もちろん楽曲単体でも楽しめるよう、間口を広げられるようにというのは意識していましたが、物語を追いかけている方たちが、楽曲やMVに触れることで何倍にも楽しめるようなものを作ろうと心掛けていたんです。

すべてのコンテンツを連動させていたからこそ、それぞれの配信タイミングを合わせなければいけないし、スケジュールを遅らせることができない大変さはありましたが、やった甲斐はすごくあったと思っています。

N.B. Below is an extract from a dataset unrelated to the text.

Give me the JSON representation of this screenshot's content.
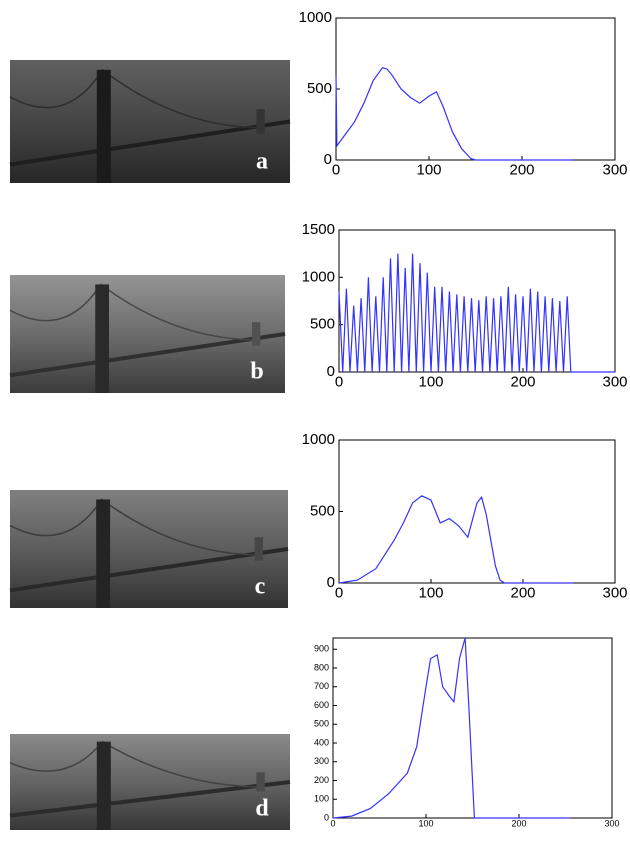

――そんなこだわりがあったんですね。各楽曲の曲調もダンスミュージックが多い印象があり、これまでのアイドル系のコンテンツとは少し違うように感じました。

毛利:

たしかに、あまりキャラクターソングっぽくしないようには心掛けていました。

僕らはオーディションを通じて、アーティストとしてもしっかりと結果を残せるようなアイドルグループを作ろうと考えていたんです。そうした中で、K-POPのアイドルオーディションで生まれたグループたちが世界を席巻するような活躍を見ていたので、どちらかというと日本のアイドルグループよりもK-POPを意識していた経緯はありますね。

それから『ビバレン』では、オーディションの課題曲をテーマにしていたこともあり、ダンスナンバーが必然的に多くなりやすかったのも、ほかのアイドルコンテンツとは違った点かもしれません。

課題曲というと楽曲歌唱だけじゃなく踊りの審査もあるので、「キャラがダンスを踊っている様子が浮かぶような曲にしよう」というのは意識していました。

とはいえ、楽曲だけで流行ればOKとは考えておらず、あくまですべてを物語に帰結させるように組み立てていましたね。